L'odeur entêtante de l'humus rempli l'air et elle s'en délecte, un sourire serein sur le visage. Au loin, une chouette hulule, ultime parade avant un repos bien mérité. La jeune femme suit l'étroit sentier sans hésiter ni se laisser troubler par son environnement, aidée par la lueur de la lune.

Lorsqu'elle débouche enfin sur la clairière, d'autres sont déjà arrivées. Des femmes, uniquement, qui ont toutes revêtu une longue robe noire. Elles forment un cercle, comme pour surveiller les enfants endormis au centre. Quelques flammèches, dansant au dessus des coupelles d'huile, viennent compléter la lueur de la Lune. Cassandre les salue d'un simple geste de la tête, pour ne pas rompre le silence respectueux. Avec douceur, elle dépose son précieux paquet au centre. Des nombreuses étoffes qui le protège de la froideur matinale émergent un nez minuscule, une petite bouche plissée, et deux yeux clos.
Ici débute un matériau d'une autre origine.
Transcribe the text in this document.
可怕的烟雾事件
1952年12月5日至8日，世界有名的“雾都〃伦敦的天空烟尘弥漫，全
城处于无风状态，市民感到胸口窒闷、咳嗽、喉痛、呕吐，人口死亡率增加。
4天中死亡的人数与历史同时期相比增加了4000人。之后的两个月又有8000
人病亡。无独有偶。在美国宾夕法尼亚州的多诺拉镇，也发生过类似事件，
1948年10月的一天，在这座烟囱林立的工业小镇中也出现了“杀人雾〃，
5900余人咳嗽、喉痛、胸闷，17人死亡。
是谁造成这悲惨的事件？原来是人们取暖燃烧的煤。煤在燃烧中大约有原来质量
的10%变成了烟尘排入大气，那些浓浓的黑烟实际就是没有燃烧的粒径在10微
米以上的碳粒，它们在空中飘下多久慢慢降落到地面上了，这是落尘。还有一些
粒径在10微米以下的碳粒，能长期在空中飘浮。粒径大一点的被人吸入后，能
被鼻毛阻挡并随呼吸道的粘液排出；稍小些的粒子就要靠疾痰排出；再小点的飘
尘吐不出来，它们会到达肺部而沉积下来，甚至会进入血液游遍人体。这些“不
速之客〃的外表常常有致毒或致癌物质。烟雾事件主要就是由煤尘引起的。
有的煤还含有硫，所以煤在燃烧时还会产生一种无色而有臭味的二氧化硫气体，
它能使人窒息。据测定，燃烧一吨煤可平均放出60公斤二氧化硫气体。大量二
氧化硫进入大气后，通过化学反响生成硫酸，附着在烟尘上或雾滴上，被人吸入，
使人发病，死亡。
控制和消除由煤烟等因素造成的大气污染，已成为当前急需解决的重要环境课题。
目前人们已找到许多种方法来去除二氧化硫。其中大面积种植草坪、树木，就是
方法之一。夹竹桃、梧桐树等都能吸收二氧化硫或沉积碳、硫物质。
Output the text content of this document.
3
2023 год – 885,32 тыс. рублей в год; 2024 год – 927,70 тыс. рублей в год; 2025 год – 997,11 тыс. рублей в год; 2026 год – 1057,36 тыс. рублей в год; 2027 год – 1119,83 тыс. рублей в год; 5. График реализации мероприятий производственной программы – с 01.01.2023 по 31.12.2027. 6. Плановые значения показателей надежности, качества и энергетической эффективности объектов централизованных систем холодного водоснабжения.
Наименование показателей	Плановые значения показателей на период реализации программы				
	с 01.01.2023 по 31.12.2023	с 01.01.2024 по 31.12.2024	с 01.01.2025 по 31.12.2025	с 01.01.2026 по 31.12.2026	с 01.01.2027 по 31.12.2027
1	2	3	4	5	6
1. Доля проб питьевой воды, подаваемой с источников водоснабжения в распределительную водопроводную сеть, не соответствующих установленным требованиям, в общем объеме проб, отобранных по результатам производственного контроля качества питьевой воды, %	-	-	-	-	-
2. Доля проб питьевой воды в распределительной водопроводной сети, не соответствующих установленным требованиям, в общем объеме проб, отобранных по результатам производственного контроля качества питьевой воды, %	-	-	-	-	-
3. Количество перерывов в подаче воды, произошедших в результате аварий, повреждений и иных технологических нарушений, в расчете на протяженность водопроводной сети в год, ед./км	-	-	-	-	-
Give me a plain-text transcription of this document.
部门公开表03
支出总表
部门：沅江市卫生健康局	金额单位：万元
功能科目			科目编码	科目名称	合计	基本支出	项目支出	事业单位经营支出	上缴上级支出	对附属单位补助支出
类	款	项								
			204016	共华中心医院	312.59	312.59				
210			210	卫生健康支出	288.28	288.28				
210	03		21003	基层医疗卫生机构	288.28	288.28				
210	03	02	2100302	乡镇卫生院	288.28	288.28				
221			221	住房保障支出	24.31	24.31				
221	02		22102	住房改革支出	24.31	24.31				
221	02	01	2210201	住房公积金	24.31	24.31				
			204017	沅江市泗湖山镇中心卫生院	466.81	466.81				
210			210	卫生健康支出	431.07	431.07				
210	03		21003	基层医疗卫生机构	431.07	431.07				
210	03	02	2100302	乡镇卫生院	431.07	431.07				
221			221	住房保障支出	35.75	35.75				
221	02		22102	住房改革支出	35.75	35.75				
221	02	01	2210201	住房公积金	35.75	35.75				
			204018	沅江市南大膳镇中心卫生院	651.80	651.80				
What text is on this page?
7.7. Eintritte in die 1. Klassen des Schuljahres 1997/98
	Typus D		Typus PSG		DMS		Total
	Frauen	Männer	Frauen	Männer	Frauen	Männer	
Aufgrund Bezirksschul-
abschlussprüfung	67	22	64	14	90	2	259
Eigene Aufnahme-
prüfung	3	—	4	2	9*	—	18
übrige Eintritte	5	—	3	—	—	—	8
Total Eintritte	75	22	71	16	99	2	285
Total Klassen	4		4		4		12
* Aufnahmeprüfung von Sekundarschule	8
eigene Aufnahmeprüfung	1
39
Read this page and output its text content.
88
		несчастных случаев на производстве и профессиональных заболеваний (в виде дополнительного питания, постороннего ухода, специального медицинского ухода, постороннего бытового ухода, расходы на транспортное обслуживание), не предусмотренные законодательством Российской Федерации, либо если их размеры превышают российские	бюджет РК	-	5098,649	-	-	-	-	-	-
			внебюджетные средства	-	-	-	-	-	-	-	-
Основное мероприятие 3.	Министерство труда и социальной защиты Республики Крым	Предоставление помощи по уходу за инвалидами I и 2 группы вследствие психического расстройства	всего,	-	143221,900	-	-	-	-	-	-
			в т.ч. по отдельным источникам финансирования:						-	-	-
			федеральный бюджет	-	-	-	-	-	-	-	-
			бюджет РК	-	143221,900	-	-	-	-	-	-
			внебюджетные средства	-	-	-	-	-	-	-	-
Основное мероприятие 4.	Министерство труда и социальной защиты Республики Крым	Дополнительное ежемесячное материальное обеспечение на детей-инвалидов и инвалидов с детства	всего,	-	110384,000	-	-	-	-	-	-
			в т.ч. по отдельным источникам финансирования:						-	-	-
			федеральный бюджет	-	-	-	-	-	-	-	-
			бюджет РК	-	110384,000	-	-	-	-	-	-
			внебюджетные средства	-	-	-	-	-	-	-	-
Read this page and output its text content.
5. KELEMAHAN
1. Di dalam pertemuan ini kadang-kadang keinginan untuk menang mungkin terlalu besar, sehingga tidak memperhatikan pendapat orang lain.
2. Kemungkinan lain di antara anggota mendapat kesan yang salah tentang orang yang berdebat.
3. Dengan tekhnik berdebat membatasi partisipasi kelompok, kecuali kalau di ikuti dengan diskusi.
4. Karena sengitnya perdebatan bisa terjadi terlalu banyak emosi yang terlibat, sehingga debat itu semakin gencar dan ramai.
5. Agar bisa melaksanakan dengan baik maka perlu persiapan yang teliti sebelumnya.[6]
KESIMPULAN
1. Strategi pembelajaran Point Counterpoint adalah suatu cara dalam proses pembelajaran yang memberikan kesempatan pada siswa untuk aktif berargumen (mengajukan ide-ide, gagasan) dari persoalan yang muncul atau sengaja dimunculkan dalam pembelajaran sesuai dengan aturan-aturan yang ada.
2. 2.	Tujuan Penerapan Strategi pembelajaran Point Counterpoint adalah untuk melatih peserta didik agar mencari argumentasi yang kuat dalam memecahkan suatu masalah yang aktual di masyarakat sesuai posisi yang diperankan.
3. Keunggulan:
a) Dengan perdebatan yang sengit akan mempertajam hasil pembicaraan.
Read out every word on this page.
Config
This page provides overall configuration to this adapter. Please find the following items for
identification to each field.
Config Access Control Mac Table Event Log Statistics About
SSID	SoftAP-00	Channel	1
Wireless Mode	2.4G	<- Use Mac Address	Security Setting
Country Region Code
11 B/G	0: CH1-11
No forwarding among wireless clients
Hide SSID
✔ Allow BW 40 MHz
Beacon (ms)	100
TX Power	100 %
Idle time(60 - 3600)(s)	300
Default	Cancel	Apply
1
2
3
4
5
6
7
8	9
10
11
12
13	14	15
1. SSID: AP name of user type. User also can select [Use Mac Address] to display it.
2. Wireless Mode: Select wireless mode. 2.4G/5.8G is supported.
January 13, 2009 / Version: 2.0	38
Puis elle va prendre place dans le cercle, assise sur ses talons, et se plonge dans la méditation.

Lorsque toutes sont arrivées, l'aînée se lève gracieusement et annonce :


- Soyez les bienvenues, mes chères. Nous voici réunies, en cette nuit de Lune du Chêne, pour répondre à l'appel des anciens. Nous avons l'immense honneur de vivre ce moment attendu depuis des centenaires ! Rappelons-nous de leurs paroles !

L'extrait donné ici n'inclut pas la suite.